Désireux de montrer que la société d'Ancien régime où il vit n'a rien d'inévitable ni de naturel, Rousseau utilise le concept "d'état de nature". Cet instrument intellectuel ne cherche pas à décrire une hypothétique situation passée, mais il permet de retracer les raisons qui ont conduit les hommes à s'associer pour produire des institutions, des langues, des coutumes.
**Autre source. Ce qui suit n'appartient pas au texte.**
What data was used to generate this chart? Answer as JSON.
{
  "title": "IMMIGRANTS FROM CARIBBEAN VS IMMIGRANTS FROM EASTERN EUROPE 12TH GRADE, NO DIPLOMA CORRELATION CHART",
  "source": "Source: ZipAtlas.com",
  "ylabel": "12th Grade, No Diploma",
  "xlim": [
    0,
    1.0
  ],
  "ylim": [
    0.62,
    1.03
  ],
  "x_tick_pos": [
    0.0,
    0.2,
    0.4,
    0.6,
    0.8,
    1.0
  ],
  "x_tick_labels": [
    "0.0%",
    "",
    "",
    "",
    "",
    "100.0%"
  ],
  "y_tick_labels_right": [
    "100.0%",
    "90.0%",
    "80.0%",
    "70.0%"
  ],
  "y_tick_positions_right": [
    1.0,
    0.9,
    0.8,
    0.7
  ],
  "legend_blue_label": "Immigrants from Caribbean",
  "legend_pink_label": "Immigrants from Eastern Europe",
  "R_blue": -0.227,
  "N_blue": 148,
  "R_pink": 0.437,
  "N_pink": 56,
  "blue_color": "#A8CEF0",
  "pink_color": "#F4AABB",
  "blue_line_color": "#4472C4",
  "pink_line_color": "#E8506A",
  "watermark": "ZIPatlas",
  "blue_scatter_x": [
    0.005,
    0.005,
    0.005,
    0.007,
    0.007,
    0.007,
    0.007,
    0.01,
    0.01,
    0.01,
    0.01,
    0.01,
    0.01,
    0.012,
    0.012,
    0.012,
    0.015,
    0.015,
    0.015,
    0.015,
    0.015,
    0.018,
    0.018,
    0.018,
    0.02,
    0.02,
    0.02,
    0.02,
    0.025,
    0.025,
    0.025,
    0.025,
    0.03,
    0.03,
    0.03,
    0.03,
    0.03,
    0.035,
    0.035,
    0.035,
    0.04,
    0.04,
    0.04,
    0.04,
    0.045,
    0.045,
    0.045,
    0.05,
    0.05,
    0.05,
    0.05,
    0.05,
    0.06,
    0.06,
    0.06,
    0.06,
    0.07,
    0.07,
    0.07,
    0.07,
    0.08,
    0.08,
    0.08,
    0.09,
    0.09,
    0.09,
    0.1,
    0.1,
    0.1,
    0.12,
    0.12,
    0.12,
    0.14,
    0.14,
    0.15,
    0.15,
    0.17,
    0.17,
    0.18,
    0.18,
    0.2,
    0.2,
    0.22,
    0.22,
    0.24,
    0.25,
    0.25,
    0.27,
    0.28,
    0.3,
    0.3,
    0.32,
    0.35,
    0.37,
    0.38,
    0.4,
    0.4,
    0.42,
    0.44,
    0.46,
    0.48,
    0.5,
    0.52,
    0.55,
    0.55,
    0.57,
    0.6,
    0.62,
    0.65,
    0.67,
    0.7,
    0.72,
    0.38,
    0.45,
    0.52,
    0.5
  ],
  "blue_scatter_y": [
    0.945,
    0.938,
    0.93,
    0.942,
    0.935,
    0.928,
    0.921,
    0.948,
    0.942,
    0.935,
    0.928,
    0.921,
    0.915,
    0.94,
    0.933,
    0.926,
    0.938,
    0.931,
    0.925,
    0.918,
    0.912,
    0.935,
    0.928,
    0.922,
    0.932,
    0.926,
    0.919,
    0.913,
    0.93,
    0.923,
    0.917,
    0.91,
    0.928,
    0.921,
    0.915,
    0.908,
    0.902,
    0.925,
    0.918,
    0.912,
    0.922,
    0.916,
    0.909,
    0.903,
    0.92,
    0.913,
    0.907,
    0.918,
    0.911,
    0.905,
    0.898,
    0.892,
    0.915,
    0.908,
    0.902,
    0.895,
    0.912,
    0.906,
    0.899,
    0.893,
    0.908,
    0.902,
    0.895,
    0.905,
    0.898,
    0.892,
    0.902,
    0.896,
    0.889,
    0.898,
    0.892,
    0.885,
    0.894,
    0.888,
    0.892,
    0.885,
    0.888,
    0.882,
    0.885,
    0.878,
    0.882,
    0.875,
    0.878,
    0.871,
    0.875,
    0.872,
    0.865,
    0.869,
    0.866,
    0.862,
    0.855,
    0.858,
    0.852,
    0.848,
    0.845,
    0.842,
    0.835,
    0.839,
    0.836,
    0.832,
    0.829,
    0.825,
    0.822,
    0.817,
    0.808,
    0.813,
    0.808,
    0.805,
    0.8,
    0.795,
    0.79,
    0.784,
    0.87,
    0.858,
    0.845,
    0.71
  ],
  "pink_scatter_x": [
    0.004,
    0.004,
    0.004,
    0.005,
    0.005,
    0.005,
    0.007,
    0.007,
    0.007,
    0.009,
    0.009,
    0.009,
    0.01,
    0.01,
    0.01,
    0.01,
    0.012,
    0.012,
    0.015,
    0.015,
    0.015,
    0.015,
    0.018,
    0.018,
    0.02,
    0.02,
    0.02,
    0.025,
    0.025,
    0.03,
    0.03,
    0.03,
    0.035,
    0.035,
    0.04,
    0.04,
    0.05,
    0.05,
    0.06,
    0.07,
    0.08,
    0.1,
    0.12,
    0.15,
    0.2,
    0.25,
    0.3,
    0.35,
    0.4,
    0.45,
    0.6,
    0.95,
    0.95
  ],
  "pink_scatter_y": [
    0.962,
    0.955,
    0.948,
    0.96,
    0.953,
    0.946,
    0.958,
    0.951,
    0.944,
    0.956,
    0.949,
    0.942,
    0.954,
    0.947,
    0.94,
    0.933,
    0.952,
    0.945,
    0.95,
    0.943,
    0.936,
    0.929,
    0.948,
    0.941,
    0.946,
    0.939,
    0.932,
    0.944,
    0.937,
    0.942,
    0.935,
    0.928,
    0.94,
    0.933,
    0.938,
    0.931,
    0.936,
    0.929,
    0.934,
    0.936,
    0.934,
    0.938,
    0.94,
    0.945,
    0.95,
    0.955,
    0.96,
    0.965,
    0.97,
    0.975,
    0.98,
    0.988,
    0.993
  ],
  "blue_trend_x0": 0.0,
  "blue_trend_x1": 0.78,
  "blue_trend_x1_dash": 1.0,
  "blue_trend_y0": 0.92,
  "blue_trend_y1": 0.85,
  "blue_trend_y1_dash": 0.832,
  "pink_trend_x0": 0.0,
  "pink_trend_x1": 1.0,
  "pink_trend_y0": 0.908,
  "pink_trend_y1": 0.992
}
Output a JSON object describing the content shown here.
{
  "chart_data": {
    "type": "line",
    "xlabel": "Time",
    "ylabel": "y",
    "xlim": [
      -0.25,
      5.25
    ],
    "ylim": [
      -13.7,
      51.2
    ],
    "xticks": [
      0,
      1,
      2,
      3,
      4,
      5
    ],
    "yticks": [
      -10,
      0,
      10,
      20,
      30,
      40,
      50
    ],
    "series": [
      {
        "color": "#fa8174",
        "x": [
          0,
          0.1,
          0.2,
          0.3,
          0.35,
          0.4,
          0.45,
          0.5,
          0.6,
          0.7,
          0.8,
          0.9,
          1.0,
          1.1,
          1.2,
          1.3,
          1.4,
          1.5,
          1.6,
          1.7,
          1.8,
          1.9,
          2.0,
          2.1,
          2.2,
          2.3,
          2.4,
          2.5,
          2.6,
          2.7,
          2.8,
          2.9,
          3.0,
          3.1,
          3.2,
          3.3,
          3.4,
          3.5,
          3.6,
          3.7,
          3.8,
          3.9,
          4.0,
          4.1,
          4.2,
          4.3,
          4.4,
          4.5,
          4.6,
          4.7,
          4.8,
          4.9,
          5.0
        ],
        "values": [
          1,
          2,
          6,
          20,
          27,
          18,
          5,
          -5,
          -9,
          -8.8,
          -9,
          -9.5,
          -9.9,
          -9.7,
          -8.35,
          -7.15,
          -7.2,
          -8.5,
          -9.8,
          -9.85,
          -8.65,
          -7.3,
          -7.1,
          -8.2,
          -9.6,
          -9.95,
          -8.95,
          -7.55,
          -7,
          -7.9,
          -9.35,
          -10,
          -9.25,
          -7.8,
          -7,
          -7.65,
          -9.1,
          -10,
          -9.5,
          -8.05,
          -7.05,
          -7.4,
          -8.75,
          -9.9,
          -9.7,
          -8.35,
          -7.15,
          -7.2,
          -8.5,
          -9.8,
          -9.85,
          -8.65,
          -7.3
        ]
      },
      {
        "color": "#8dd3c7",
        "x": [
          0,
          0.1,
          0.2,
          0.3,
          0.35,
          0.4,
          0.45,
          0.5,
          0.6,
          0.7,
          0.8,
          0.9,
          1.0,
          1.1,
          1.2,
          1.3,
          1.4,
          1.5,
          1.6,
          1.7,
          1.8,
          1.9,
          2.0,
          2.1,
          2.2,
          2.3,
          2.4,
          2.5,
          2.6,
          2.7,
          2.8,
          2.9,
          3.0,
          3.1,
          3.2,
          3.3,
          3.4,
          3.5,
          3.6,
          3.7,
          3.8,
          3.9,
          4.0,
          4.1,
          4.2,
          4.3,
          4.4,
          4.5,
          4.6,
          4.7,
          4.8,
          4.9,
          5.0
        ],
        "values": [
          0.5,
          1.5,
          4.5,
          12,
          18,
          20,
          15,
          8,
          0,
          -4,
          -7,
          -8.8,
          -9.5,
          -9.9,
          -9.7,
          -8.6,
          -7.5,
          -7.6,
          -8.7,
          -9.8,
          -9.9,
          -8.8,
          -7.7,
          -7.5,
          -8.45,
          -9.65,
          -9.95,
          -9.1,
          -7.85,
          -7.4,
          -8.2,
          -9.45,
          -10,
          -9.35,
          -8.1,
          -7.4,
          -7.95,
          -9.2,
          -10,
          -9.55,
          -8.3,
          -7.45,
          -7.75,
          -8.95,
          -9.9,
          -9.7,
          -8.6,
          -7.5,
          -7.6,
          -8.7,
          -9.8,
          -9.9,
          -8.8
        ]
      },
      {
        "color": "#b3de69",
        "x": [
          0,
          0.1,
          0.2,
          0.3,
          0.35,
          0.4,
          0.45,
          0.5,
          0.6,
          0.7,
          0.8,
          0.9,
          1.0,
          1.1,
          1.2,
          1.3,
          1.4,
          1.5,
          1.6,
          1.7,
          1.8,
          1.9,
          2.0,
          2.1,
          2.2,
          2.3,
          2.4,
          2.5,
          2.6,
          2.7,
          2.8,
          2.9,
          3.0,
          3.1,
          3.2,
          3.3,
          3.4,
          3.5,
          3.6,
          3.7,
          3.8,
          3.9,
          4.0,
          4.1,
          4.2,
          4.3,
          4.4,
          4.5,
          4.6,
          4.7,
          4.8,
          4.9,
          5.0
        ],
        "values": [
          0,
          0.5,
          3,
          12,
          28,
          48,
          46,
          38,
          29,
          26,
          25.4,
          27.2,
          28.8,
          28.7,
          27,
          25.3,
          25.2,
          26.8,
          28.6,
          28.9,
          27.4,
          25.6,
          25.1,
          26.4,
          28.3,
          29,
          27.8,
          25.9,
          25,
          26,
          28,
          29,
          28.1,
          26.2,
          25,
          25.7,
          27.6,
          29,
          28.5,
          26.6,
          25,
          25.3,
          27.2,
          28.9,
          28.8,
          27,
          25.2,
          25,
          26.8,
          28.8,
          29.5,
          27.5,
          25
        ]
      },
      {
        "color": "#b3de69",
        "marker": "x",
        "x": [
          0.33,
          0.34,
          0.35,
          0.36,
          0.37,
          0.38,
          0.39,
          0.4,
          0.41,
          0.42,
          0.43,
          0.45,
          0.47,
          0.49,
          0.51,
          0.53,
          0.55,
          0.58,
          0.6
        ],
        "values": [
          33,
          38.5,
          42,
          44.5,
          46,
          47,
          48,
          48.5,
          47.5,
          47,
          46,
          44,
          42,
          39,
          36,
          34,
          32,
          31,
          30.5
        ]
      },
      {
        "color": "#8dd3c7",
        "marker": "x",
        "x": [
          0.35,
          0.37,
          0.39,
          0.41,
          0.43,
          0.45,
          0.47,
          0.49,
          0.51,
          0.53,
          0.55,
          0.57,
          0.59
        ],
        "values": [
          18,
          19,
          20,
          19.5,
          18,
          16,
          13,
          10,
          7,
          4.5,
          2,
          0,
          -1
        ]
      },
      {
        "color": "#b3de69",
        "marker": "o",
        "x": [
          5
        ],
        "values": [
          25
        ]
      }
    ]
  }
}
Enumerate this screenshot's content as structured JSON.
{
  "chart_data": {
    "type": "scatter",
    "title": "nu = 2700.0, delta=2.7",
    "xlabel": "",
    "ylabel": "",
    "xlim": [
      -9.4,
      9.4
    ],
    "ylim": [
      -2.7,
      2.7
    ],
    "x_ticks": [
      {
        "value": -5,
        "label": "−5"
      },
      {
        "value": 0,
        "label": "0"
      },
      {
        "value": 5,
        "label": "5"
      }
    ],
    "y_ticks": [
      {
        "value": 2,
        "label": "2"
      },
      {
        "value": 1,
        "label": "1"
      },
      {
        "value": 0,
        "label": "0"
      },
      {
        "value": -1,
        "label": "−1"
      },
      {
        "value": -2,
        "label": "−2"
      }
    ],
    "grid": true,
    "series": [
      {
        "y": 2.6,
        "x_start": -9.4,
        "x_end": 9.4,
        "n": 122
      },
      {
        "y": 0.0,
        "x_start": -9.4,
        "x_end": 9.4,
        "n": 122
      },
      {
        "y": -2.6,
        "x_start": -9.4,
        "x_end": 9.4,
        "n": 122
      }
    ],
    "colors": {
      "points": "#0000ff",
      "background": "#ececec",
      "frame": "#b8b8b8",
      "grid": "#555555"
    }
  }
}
"Tant que les hommes se contentèrent de leurs cabanes rustiques, tant qu'ils se bornèrent à coudre leurs habits de peaux avec des épines ou des arêtes, à se parer de plumes et de coquillages, à se peindre le corps de diverses couleurs, à perfectionner ou embellir leurs arcs et leurs flèches, à tailler avec des pierres tranchantes quelques canots de pêcheurs ou quelques grossiers instruments de musique, en un mot tant qu'ils ne s'appliquèrent qu'à des ouvrages qu'un seul pouvait faire, et qu'à des arts qui n'avaient pas besoin du concours de plusieurs mains, ils vécurent libres, sains, bons et heureux autant qu'ils pouvaient l'être par leur nature, et continuèrent à jouir entre eux des douceurs d'un commerce (1) indépendant : mais dès l'instant qu'un homme eut besoin du secours d'un autre ; dès qu'on s'aperçut qu'il était utile à un seul d'avoir des provisions pour deux, l'égalité disparut, la propriété s'introduisit, le travail devint nécessaire et les vastes forêts se changèrent en des campagnes riantes qu'il fallut arroser de la sueur des hommes et dans lesquelles on vit bientôt l'esclavage et la misère germer et croître avec les moissons."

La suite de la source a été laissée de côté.